Quarto: analizziamo l’emergere di nuove organizzazioni radicate nel Sud globale, come per esempio il Shangahi Cooperation Organisation (2001), i BRICS10 (2009), e il Gruppo di amici in difesa della Carta delle Nazioni Unite (2021). Queste piattaforme interregionali sono in una fase embrionale, ma allo stesso tempo sono una prova di un nuovo regionalismo e multilateralismo. Anche se queste formazioni non cercano di operare in quanto blocco per contrastare il blocco del Nord globale, riflettono quello che abbiamo definito un “nuovo stato d’animo” nel Sud globale. Questo non è né antimperialista né anticapitalista, ma è modellato da quattro vettori principali:
- Un multilateralismo e un regionalismo centrati sulla creazione di piattaforme per la cooperazione ancorate nel Sud globale.

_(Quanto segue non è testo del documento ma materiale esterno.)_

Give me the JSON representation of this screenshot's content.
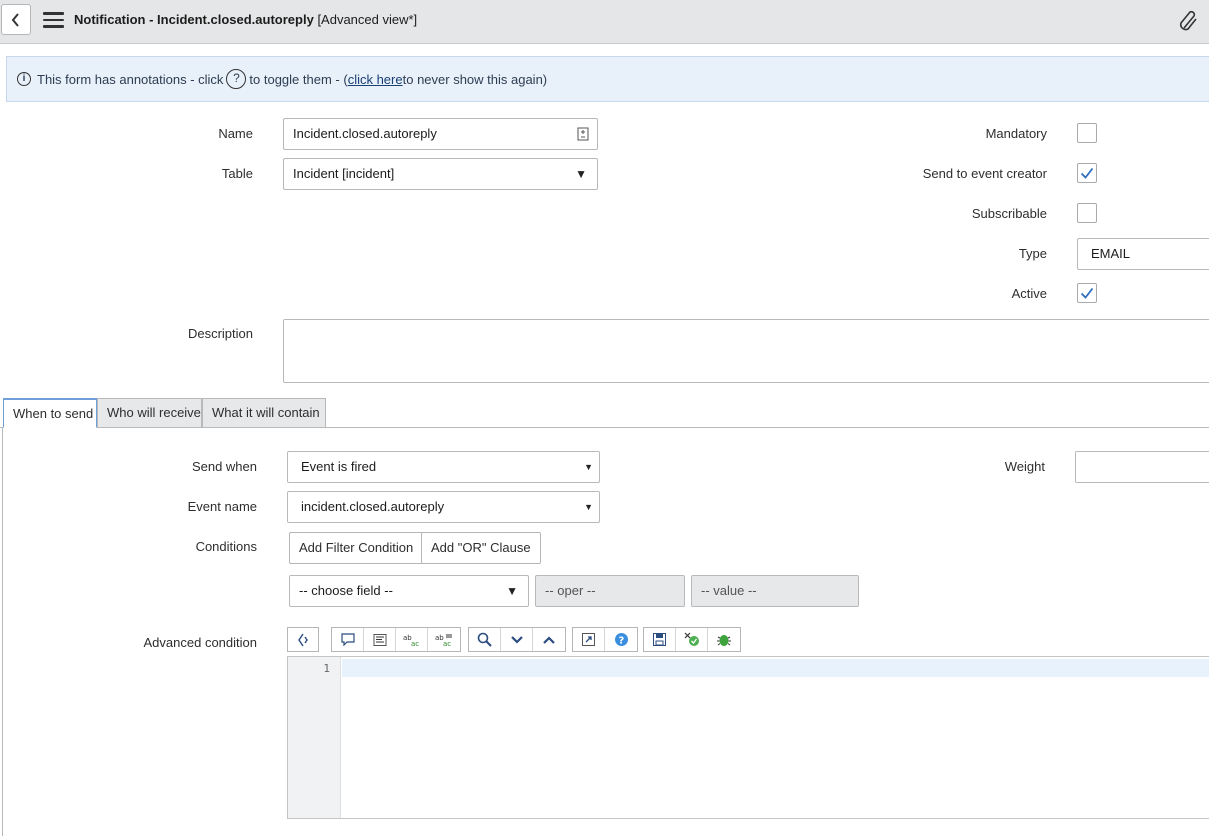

- Una nuova modernizzazione centrata sulla costruzione di economie regionali e continentali che usano valute locali per il commercio e per le riserve al posto del dollaro.
- La sovranità che creerebbero barriere agli investimenti occidentali. Questo include coinvolgimenti militari e il colonialismo digitali, entrambi facilitano interventi dell’intelligence USA.

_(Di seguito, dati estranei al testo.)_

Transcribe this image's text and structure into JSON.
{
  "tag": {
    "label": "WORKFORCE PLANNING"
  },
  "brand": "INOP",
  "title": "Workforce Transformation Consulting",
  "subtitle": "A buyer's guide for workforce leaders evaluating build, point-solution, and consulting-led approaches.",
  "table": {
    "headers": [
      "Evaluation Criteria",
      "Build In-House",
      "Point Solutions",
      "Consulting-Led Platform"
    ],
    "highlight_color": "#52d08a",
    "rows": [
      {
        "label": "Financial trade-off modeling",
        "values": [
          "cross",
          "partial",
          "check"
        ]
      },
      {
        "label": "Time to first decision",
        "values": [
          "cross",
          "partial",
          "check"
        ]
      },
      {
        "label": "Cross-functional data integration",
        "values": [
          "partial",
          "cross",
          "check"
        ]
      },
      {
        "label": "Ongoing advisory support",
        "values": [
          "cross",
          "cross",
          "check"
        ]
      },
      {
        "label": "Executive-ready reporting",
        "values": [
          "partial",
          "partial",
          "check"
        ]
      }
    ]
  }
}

- Riparazioni, che comporterebbero una contrattazione collettiva per compensare le trappole del debito secolare dell’Occidente e l’abuso del bilancio del carbonio in eccesso, nonché l’eredità del colonialismo di più lunga portata.
L’analisi di questi tesi va in profondità, fornendo una valutazione dell’attuale crisi dal punto di vista del materialismo storico. I documenti prodotti dalle istituzioni del Nord globale, come per esempio il report del Forum economico mondiale del 2024 Global Risk, forniscono una lista dei pericoli che affrontiamo (catastrofe climatica, polarizzazione sociale, recessione economica), ma non sono capaci di spiegarli. Siamo convinti che il nostro approccio invece offra una teoria per comprendere questi pericoli come il risultato del sistema mondiale gestito dal blocco iper-imperialista.
Pensando a questi testi, la mia mente vagava nelle opere del poeta iracheno Buland al-Haydari (1926-1996). Quando tutto sembrava inutile, al-Haydari scrisse che “il sole non sorgerà” e che “nella parte inferiore della casa, già morti, ci sono i passi dei miei figli, ridotti al silenzio”. Ma anche quando “siamo senza forza”, ci rimane la speranza. La sua civiltà affoga, ma poi canta: “arrivasti con la pagaia”. “Tale è la storia del nostro ieri, e il suo sapore è amaro”, conclude. “Tale è il nostro lento cammino, la processione della nostra dignità: il nostro unico bene fino all’ora in cui sorgerà, finalmente, una pagaia libera”.
Questa anticipazione definisce un classico del poeta iraniano Forough Farrokhzad (1934-1967), “Qualcuno come nessuno” (1966):
Ho sognato che qualcuno stava arrivando.
Ho sognato una stella rossa,
e le mie palpebre tremano
e le mie scarpe continuano a scattare sull’attenti
e forse diventerò cieca
se sto mentendo.
Ho sognato quella stella rossa
quando non dormivo.
Qualcuno sta arrivando,
qualcuno sta arrivando
qualcuno migliore.
Con affetto,
Vijay
*Traduzione della quarta newsletter (2024) di Tricontinental: Institute for Social Research.
Come Potere al Popolo traduciamo la newsletter prodotta da Tricontinental: Institute for Social Research perché pensiamo affronti temi spesso dimenticati da media e organizzazioni nostrane e perché offre sempre un punto di vista interessante e inusuale per ciò che si legge solitamente in Italia. Questo non significa che le opinioni espresse rispecchino necessariamente le posizioni di Potere al Popolo. A volte accade, altre volte no. Ma crediamo sia comunque importante offrire un punto di vista che spesso manca nel panorama italiano.